When I worked on the Adobe Thai and the Adobe Devanagari, and helped with some of the OpenType work for the Adobe Arabic, that was for print and screen. These were for business use, and particularly for filling in pdf forms. In that sense, with the Thai we made the counters very large so that they were very visible on the screen and there are certain effects with the Devanagari, which is a script with a lot of verticals and a lot of horizontals. On a screen it can be quite dazzling to the eye. It can have a sort of strobe effect. So, I went back to looking at manuscripts. And with Tim Holloway, we decided that in following some manuscript forms, we would actually emphasize the curves slightly flare the vertical strokes. So we tried to diminish this strobe-like quality. And we made it much more generous than earlier designs such as Linotype Devanagari. So whereas we did also flare the vertical strokes in the Linotype Devanagari that Martin Carter originated, based on a foundry type, the Linotype design was very condensed and the vertical very strong, perfect for newspaper typography. Certainly in designing for the screen use, such as the Windows UI fonts or Adobe Devanagari and Thai, there are different considerations.
I think there are many challenges, and I think there are possibilities for greater collaboration and more people are emerging with type design interests and skills.
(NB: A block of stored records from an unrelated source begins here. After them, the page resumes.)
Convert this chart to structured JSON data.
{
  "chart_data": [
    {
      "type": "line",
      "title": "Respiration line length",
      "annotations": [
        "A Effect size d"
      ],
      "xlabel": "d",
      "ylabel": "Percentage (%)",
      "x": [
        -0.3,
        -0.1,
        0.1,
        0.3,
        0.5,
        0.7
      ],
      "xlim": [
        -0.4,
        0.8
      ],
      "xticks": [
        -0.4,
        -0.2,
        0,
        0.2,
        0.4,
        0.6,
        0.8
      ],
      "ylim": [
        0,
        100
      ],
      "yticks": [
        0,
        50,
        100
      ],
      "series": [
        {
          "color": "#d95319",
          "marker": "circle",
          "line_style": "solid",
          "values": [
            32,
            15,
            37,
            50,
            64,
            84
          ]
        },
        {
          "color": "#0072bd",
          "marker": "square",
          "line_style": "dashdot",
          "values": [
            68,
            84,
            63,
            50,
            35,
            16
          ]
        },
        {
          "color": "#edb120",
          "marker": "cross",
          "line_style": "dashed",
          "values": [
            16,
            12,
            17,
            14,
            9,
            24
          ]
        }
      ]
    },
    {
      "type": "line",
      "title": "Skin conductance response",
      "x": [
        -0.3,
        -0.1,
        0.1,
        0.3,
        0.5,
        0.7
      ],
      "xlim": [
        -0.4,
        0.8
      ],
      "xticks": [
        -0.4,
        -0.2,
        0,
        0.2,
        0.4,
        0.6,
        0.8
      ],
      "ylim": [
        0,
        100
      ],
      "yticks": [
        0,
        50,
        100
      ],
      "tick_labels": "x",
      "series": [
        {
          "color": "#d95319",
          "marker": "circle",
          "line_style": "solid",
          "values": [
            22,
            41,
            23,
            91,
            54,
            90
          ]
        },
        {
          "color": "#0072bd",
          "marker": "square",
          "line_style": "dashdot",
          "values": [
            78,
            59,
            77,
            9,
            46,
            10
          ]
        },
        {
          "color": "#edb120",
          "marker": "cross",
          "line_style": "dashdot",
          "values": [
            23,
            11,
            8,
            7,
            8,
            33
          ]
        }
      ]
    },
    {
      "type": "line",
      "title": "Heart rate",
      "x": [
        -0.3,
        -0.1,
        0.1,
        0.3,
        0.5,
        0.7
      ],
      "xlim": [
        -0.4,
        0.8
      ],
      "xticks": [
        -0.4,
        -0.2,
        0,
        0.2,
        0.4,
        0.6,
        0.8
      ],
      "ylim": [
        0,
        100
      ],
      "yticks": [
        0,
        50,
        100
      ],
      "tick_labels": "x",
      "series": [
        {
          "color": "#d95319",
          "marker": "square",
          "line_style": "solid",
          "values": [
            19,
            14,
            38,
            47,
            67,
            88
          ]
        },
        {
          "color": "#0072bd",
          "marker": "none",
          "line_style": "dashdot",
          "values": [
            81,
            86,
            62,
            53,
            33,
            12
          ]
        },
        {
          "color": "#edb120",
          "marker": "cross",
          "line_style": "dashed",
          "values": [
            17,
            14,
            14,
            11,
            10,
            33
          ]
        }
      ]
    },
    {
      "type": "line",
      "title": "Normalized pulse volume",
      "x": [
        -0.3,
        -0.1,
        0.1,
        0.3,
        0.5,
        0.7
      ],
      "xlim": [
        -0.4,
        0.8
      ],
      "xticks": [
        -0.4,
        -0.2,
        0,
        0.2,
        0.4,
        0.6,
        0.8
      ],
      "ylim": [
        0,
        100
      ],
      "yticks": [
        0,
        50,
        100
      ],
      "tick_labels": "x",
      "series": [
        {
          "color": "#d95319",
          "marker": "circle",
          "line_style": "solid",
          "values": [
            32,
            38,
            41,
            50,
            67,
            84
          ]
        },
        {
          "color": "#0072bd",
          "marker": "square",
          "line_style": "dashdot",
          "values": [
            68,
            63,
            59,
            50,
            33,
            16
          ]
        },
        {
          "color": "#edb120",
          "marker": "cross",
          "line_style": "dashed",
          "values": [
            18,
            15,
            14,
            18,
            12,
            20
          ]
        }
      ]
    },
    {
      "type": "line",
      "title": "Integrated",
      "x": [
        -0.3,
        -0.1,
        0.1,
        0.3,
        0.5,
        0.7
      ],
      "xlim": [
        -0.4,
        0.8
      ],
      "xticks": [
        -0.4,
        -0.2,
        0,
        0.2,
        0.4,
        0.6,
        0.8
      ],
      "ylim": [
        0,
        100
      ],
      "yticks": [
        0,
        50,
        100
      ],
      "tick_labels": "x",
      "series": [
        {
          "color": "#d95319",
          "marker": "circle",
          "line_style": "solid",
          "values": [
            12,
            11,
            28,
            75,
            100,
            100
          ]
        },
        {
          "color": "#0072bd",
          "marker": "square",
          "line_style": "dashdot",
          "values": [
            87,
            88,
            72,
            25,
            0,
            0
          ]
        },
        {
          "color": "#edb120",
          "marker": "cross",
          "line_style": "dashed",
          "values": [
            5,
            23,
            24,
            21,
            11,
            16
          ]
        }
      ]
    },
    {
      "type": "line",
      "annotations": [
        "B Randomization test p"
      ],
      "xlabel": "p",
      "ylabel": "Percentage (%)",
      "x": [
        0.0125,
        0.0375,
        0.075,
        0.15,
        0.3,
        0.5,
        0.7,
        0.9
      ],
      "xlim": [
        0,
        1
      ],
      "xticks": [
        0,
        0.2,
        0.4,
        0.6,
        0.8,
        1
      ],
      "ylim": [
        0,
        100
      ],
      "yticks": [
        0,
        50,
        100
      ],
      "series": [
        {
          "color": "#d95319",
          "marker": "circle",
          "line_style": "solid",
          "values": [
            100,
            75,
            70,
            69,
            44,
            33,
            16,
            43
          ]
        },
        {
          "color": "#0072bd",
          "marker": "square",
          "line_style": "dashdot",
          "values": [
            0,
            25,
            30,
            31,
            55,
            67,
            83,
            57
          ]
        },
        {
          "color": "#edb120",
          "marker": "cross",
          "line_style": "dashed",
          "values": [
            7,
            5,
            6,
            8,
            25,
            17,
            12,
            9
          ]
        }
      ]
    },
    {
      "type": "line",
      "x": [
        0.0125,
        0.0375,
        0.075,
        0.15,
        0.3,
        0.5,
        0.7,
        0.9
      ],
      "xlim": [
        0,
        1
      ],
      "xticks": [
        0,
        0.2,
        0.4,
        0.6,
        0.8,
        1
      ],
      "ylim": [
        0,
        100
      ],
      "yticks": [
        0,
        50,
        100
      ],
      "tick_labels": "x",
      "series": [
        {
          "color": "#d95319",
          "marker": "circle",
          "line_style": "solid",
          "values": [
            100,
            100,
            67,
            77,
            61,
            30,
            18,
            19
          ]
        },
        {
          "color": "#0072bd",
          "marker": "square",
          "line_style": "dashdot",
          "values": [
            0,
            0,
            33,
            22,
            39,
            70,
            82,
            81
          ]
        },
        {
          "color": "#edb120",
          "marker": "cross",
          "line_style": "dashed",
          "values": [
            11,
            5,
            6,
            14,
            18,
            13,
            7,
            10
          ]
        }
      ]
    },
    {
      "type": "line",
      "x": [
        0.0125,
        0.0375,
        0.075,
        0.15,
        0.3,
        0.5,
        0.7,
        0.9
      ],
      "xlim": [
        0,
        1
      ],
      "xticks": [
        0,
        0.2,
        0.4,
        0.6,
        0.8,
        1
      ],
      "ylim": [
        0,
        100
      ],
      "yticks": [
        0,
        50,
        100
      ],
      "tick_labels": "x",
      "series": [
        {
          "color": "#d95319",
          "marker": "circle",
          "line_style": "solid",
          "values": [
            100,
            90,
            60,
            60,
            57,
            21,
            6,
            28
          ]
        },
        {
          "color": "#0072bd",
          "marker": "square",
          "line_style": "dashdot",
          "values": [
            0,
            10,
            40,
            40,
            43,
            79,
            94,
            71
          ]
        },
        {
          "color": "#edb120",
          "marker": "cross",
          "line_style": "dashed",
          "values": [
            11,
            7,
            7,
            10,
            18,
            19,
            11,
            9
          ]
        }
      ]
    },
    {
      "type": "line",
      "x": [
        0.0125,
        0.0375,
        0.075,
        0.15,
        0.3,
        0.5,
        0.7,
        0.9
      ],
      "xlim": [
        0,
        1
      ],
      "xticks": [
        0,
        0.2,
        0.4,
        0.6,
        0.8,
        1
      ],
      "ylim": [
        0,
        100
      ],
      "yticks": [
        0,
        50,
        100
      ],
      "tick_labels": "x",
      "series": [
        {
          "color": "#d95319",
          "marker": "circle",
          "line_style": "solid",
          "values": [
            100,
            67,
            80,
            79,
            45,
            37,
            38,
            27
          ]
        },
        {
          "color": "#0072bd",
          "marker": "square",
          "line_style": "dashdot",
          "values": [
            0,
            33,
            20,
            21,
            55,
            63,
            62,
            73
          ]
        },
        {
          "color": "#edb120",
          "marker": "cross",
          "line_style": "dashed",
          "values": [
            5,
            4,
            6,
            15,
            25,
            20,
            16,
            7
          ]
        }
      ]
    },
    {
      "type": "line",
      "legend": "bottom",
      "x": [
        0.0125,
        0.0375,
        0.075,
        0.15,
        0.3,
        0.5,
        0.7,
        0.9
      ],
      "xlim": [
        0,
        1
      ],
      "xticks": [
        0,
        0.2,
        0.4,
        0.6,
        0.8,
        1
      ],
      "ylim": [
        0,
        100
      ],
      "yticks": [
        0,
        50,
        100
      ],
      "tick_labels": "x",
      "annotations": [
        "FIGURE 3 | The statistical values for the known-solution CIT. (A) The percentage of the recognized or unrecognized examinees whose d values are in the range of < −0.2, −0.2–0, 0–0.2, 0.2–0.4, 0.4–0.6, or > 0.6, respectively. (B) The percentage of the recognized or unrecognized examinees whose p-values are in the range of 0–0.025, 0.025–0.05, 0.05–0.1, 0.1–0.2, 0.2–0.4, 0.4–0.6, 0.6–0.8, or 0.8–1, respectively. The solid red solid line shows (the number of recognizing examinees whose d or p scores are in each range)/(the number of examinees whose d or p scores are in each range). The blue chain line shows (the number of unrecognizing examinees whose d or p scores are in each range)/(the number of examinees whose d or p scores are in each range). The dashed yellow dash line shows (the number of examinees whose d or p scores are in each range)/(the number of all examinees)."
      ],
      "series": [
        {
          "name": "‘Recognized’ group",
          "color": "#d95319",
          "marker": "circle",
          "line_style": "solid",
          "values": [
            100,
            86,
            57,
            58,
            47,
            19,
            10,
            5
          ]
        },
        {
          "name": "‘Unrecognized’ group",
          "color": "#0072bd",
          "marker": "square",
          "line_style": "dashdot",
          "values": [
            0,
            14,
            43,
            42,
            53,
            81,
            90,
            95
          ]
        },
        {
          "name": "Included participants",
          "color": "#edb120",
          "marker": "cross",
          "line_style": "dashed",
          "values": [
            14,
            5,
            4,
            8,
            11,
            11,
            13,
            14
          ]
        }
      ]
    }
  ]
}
One of the really good ways for people who want to step into this area, who are interested, but are not native speakers or, may even be native speakers but are nervous, is to become part of a team working on a project. Working with a team where you might actually be helping discover a new way of representing a language is very good learning process.
A lot of creatives have an interesting daily routine. What does an average day look like for you?
Well, I don’t have an average day because also I teach and then I write. I go through the year in different patches. Recently, I’ve been doing a lot of font testing and reviewing of fonts because we’re doing some more development for Murty Classical Library of India, but then of course I go back to my desk and have a seven-thousand-word chapter I’m supposed to be writing. My teaching also goes in patches; recently the MA students were all submitting their practicals, so I gave a lot of feedback, and then time with them is going to build up when their dissertation writing starts. I also have a number of PhD students who are submitting work shortly, so that will provide me with a lot of interesting reading!
One of the things that I do have a ritual about is that with each Indian typeface, I always start with the letter Ka and I always have. Partly because it’s auspicious, and because in texts it often the most frequent letter. So, it’s the most important and it’s really important to get it right: it is the key to a lot of the other characters.